Friday, October 24, 2008

Oh, the power of The CherkyB

Here's an interesting little article on the problems West Virginia residents are having with their touch screen voting machines registering the votes for the wrong candidates. I note that Dr. Fancy Computer Scientist from Rice managed to describe parallax without actually using the word, and then he swiped Blogauthor's ATM example. I guess if you give a million PhD's typewriters, none of them will write Shakespeare, but instead they'll all turn out stuff that is largely identical.
Wallach also noted that, as with all such displays, calibration depends on the angle from which the screen is viewed: A display properly calibrated for a five-foot-tall user might be miscalibrated for someone a foot taller. "Don't take my word for it; go up to a drive-in ATM calibrated for someone sitting down, and try to use it just standing there," suggested Wallach, "you won't be able to hit the damn buttons." The iVotronics system compounds the problem, he said, because its display is locked in place, which "guarantees that some users are going to be viewing it at the wrong angle."
Here in Colorado, we use Diebold, not iVotronics.

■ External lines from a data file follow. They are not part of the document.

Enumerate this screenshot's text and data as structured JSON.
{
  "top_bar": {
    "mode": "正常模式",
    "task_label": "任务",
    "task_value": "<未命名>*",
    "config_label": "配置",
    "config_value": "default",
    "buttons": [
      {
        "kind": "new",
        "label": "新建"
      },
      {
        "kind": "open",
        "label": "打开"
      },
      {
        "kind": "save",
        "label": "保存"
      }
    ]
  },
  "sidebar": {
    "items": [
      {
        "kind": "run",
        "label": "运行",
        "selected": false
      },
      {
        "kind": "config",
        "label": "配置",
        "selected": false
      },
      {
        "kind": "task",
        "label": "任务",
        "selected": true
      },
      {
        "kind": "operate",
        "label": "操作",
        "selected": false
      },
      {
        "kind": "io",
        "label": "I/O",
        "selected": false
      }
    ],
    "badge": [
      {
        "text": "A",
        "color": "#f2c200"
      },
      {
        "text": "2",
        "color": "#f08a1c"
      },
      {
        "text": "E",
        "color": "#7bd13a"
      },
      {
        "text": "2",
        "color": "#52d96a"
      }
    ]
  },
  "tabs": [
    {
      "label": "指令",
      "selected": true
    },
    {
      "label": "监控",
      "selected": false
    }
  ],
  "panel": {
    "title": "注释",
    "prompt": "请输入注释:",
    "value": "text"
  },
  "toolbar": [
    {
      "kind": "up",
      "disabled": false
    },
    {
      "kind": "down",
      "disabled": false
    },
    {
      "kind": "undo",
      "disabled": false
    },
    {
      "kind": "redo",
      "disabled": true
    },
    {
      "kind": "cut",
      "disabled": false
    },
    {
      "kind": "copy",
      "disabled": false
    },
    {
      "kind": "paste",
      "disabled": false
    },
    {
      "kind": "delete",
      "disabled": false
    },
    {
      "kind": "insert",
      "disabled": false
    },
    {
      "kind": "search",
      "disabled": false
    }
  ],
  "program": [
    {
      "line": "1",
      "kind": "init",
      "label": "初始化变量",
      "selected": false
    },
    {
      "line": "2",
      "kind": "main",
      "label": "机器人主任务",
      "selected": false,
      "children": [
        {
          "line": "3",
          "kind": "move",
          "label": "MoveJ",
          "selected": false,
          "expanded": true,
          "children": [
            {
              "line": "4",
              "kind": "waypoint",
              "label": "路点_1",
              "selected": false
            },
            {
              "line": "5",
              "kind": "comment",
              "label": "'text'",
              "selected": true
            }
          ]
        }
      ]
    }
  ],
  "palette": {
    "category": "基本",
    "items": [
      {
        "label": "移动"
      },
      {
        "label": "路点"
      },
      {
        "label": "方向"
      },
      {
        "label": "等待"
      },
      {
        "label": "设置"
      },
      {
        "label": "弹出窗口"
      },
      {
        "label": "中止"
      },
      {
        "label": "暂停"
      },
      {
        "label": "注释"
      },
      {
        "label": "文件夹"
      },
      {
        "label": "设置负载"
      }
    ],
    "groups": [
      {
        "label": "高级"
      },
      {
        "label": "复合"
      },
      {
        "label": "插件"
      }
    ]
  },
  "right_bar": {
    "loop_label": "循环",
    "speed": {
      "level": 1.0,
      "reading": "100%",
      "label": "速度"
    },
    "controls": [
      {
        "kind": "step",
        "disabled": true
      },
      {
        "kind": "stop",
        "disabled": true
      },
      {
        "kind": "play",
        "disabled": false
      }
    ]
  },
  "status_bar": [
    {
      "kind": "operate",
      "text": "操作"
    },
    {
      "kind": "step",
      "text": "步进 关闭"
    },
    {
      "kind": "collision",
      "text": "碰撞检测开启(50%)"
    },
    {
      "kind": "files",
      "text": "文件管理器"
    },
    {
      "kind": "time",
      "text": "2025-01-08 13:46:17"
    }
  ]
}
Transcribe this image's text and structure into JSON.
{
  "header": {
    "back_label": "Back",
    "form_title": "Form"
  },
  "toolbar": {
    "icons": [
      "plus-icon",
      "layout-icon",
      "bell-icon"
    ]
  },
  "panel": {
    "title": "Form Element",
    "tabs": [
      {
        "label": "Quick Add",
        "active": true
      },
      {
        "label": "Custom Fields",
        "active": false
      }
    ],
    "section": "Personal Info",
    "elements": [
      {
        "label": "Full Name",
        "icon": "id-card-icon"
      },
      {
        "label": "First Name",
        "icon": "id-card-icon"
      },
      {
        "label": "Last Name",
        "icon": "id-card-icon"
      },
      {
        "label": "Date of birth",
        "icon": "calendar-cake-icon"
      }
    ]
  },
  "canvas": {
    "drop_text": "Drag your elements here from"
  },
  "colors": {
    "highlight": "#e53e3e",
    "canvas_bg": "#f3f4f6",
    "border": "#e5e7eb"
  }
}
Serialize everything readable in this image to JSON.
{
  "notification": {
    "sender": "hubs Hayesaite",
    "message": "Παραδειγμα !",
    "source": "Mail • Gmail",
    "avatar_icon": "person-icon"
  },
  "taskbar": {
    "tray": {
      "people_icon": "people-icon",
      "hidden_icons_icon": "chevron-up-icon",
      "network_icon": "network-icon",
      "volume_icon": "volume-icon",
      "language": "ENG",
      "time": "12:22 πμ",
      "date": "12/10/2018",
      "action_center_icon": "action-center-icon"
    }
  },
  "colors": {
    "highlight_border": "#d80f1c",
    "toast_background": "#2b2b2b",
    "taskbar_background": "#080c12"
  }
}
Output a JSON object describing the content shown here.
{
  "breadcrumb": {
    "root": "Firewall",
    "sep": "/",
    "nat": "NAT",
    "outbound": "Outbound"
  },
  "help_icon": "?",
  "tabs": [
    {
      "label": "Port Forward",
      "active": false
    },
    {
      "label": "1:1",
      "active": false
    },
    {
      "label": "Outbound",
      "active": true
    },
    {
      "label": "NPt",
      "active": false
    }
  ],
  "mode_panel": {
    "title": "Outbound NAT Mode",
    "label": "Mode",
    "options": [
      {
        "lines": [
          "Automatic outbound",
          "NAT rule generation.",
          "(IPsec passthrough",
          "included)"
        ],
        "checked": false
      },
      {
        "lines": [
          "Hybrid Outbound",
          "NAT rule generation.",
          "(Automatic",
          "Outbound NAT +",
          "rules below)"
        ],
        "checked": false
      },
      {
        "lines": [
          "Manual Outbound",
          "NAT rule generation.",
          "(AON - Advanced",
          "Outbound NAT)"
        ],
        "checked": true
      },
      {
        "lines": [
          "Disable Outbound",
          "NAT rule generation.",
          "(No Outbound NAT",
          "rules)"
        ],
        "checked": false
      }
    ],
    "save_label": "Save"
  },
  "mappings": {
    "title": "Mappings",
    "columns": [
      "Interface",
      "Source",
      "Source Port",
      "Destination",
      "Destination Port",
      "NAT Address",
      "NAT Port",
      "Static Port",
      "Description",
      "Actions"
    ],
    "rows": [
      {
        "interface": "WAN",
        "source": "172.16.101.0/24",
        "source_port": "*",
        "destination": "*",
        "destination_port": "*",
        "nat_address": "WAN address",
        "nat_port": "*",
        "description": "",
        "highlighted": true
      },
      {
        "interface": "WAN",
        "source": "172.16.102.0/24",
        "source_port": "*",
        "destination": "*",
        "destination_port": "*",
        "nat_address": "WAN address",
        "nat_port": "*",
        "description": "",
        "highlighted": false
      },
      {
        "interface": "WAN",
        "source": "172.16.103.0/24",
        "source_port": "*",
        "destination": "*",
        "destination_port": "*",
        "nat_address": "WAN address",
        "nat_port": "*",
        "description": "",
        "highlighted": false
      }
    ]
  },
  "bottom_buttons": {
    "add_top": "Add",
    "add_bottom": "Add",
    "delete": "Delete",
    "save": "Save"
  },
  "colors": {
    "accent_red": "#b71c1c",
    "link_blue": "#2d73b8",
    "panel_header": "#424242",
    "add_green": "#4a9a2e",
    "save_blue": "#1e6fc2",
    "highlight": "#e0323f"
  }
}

I have learned that the Diebold machines are actually tilt-adjustable by the poll workers to give everyone the right viewing angle, though no such information was provided to me by the guy who "trained" me on using the machine.

How did I learn this?

Well, I sent in a complaint to the Larimer County Director of elections using the email contact on their web page (though I did it at like 11pm after having written my screed, so she didn't see it until the next day). Much to my surprise, she responded by the close of business that they had received another complaint about the machines at that location the same day I voted, they had discovered that the polarized privacy screens covering the display were not fitting correctly causing this problem, had already removed them from all early voter locations, and will not ship them with the machines they will set up on election day.

Cool. She also threw in that the calibration of the machines was OK and that they are tilt-adjustable for people of different heights.

I guess I should have just told the guys working there about the problem, but for some reason I wanted to get to work.